A little over a month ago, I became a public defender.  This job is definitely what I want to be doing.  I didn't end up as a public defender as some people seem to.  I set out to be one, and I'm thrilled.  And in the short time I've been one, I've already become more sure that I'm doing something necessary and vital for our society, adding some weight to the high side of the scales of justice to bring them back into balance again.  

Of course, not everyone sees it that way.  I've already gotten the question -- from the waffle cart guy, from my dentist, from my law school buddy the assistant district attorney -- the question that every PD comes to expect:  How you defend those people?  

Those people.

Who are those people?  Them, over there, not like us.

So, while I'm happy to explain why I do what I do, I'm already really freaking tired of the assumption people make that they are somehow better than my clients.

My clients are poor, yes.  Many of them have committed crimes, yes.  Many of them actually committed the very crimes they were convicted of.  Bu they are human beings, and I help them.  Even if it weren't my job, it would be the right thing to do.

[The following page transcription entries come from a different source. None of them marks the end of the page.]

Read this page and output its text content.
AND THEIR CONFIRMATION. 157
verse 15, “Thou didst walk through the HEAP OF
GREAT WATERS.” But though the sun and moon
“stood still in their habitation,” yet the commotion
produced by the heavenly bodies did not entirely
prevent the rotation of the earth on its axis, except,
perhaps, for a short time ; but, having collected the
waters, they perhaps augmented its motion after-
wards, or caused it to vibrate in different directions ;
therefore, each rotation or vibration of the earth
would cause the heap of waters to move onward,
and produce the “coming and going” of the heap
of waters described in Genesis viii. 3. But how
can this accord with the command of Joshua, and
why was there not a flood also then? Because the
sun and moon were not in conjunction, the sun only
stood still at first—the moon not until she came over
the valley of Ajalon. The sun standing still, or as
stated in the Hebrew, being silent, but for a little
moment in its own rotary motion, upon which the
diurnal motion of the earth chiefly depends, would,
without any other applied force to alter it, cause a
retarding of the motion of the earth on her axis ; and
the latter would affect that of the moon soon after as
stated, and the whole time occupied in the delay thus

I am appalled by the way many people seem able to totally dismiss other human beings, to behave as though their poverty, their bad choices, their mental illnesses or their drug addictions have somehow rendered them beyond compassion and beyond help.  It frightens me how easily my clients are dismissed, how hard it is to convince others that the system cannot be fair and right for us if it is not also fair and right for everyone.  

I'll probably be writing a lot more about my work, at least to the extent that I am able to without disclosing confidential information or compromising my ability to do my very best and professional advocacy for them, but I just wanted to open with this because it's the most fundamental and basic thing about what I do, and even if I lose sight of it in the technicalities and specifics later on, it's here as a foundation: I help people.  Yes.  Those People.